Plutôt qu’un artiste, Wolff était un entrepreneur, « un prestataire fiable », note Hans-Michael Koetzle. Ceci peut expliquer son absence dans les expositions et sa disparition de la mémoire collective, il n’a pas cherché à faire exposer ses clichés dans des musées. Son ambiguïté avec le régime en place tout autant. Le tragique de l’histoire le rattrapera : une grande partie de ses archives partira en fumée lors des bombardements alliés de 1944. Il nous reste pourtant aujourd’hui encore 500 000 négatifs de ce témoignage précieux d’un virage technique de la photographie et du quotidien outre-Rhin d’une époque de renouveau et de troubles.

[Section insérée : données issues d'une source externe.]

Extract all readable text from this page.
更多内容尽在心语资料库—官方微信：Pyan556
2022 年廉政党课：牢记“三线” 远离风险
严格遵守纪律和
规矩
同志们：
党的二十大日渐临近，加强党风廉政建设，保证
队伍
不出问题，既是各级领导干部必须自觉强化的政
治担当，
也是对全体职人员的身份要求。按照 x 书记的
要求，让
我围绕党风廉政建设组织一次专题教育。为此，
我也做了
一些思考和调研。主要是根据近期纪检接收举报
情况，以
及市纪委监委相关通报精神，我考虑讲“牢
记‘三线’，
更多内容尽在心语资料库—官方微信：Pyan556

On regrette peut-être de cette exposition de Montpellier une remise en contexte historique plus poussée. Dans cette Allemagne des loisirs que nous observons, pendant que ces couples pique-niquent innocemment dans l’herbe, en 1936, les exactions contre les Juifs ont déjà commencé. Ces images bucoliques rappellent alors celles de la vie paisible et terriblement banale du commandant d’Auschwitz Rudolf Höss et de sa famille, exposée dans le film La Zone d’intérêt de Jonathan Glazer. L’horreur, qu’on ne veut pas voir, est pourtant là, toute proche, juste derrière le jardin et les roses.
« Dr. Paul Wolff, l’homme au Leica », exposition au Pavillon Populaire de la Ville de Montpellier, jusqu’au 14 avril 2024.